ELearning Market Update (September 2008)

The world economy was a bit bumpy this month, shall we say. Banks are coming and going, and as I write this the US House of Representatives have just turned down the $700bn funding bail out of US banks. So what are the implications for elearning? Perhaps it’s not as bad as the rest of the economy would suggest.

No sign of elearning demand falling

While banks are shedding jobs it seems that elearning companies are bucking the trend and continue to grow. We see this anecdotally with companies such as Line, Brightwave and ourselves at Kineo growing strongly. In Dublin Houghton Mifflin Harcourt (HMH) – formerly known as Riverdeep – is to create 450 jobs at a new R&D headquarters. This is great for the industry. We might look to Dublin for our own expansion in future years. As Michael Hanley points out there are over fifty other elearning development houses in Ireland. Not bad for a country with a population of under 5 million people.

Watch the fundamentals

We have been accused by some of being too optimistic about the elearning market, despite the growth in the demand for elearning. So this month we join the prophets of doom (briefly, mind, as it’s not in our nature) to take a look at possible threats to elearning suppliers in the current market.

Some of the potential threats we see to elearning suppliers are as follows:

  • Cashflow
  • Debt
  • Profitability
  • Deferred projects

Cashflow will be an issue for many companies in the current climate.

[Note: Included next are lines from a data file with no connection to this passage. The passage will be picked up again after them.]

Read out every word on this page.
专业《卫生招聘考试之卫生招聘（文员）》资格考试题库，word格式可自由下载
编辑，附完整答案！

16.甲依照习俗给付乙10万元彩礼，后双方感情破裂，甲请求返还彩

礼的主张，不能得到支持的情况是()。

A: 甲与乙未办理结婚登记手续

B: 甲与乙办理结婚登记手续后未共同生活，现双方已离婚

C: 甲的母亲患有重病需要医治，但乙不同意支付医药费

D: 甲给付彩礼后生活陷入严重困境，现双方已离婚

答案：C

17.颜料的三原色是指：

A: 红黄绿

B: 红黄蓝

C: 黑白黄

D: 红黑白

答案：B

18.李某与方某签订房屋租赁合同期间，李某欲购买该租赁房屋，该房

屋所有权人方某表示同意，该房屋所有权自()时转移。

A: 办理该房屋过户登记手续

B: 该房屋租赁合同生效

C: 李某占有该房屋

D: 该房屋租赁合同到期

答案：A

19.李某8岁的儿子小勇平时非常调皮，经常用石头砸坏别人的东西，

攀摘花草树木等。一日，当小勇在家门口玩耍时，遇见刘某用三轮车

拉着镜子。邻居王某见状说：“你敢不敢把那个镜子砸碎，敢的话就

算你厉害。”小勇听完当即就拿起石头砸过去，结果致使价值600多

A lot of client organisations, especially the larger ones, are moving payment terms from 30 days to 60 days and in some cases 90 days. Managing cashflow is a more critical task than ever. Agreeing to invoice in stages and upfront invoicing are sensible steps to take. Avoiding the need for overdrafts is critical for companies as current overdraft rates are punitive, 8% over base in some cases.

Debt: If one thing will kill elearning companies it will be debt. The last thing you want in this market is a lot of debt especially if you have to do any refinancing. So elearning companies with high debt levels could be at risk and probably best avoided if you are a buyer. We’ve been cautious from the outset on this at Kineo and carry no debt whatsoever.

Profitability. As they say turnover is vanity and profit is sanity. A lot of elearning work does not necessarily mean high profits. Higher revenue, providing overhead costs are controlled, should mean the potential for greater profits, but size does not equate with profitability. Large elearning projects also do not mean greater profitability. Long term projects can burn costs even when little is happening on them and reduce margins. Lots of work can also create difficulty resourcing projects and over reliance on contractors can increase costs. As always, managing margin project by project is key.

Deferred projects. In these turbulent times, many projects can be put on hold or deferred. This can have a major impact on elearning suppliers if a large project is deferred. Thus ironically large projects can actually be a source of risk for elearning companies.

What to do if you are a worried buyer?

If you are a worried buyer elearning of services our top tips would be:
  • Ensure the company you use operates profitably. Ask for accounts and avoid non-profitable businesses, as in this climate they will be relatively high risk.
  • Look for suppliers with no debt and strong cash reserves
  • Work reasonably with suppliers for example, agree to staged payment terms and reasonable payment periods – help them to be successful, it’s in your interest
  • Ask for source code and files to be placed in escrow or with a third party if you’re really concerned
  • Look for companies with a wide base of clients and aren’t over-exposed to one sector or industry
  • Stay away from any elearning company that’s carrying a sub-prime mortgage book in excess of $1 billion (come on! We haven’t lost our sense of humour in the midst of all of this, have we?)

Threat or Opportunity?

In the current climate it is possible that some elearning companies will fail, but in our view the current market will create opportunities as we see a shift from more expensive classroom training to faster, more flexible, lower cost elearning. At Kineo we are optimistic and see many opportunities for delivering innovative, cost-effective services which will deliver real business benefits to our clients. New rapid models of development, better authoring tools and open source technologies make this an exciting time for nimble, smart elearning companies.